As far as game journalism is concerned it remains to be seen as to whether the Airplay discussion will really achieve anything and there is a great deal of skepticism. After all, those that questioned the ethical conduct of gaming sites have for the most part got what what they asked for. Gaming publications have updated their ethics policies and are, appearing at least, to be disclosing more. At this point it seems more for vindication or posterity than anything else. However that increase in concern for ethics has come so begrudgingly and sitting down with gamers to discuss their concerns would mean having to admit there was a problem in the first place, something game journalists are still refusing to do.

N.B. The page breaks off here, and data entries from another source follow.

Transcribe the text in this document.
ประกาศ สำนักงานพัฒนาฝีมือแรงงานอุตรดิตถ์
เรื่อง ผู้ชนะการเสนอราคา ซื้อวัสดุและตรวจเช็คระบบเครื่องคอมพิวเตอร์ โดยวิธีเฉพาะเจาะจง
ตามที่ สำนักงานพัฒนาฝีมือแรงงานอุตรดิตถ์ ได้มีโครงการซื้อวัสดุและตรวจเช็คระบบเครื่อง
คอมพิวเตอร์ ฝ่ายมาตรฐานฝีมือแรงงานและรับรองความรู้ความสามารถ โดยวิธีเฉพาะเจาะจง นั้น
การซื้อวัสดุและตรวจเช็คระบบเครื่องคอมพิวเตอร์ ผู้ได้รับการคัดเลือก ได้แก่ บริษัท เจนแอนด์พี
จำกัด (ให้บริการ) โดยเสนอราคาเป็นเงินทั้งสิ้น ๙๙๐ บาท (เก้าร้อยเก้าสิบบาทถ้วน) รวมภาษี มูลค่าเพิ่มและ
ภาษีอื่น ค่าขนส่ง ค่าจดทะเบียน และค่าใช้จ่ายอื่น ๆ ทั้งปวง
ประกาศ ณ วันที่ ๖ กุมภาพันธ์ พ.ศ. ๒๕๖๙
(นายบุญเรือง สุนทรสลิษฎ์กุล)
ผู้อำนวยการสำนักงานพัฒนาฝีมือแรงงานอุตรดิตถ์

So it comes to this, game journalism says that gaming needs to grow up, I say that it is game journalism that needs to grow up. The last nine months could have easily been avoided if gaming publications had been willing to accept that mistakes were made and that the game journalists writing for them need better training and guidance on how to cover news stories responsibly. That is the key word here, responsibility. Whether it likes it or not gaming journalism has a duty, not just to it’s readers but to those they would seek to scrutinise. The reason that ethics in any kind of journalism exist is to ensure that the great power of the press is wielded in a mature and rational way. It is not enough to have established rules of conduct for game journalists if those journalists do not fully understand the implications of those rules and why they are necessary. The press has the ability to be judge, jury and executioner in the court of public opinion. We’re talking the potential to make and ruin lives, make or break governments, exalt those they deem worthy to the greatest of heights and just as quickly bring them low. When questions are raised about the ethical behaviour of journalists the publications that they work for cannot afford to throw a tantrum. Refusing to admit accountability while screaming that it is gamers that are childish has failed to make any of this go away. The contempt for video games and gamers in the name of progressiveness has all the hallmarks of an immature teenager that wants to look grown up, afraid that the things they once loved will make them seem childish.
It is no longer enough to say that game journalism is not really journalism. Journalists of any kind HAVE to take what they do seriously and that means owning their mistakes and paying for them. When all is said and done that is what being a responsible journalist, and a responsible adult, really means.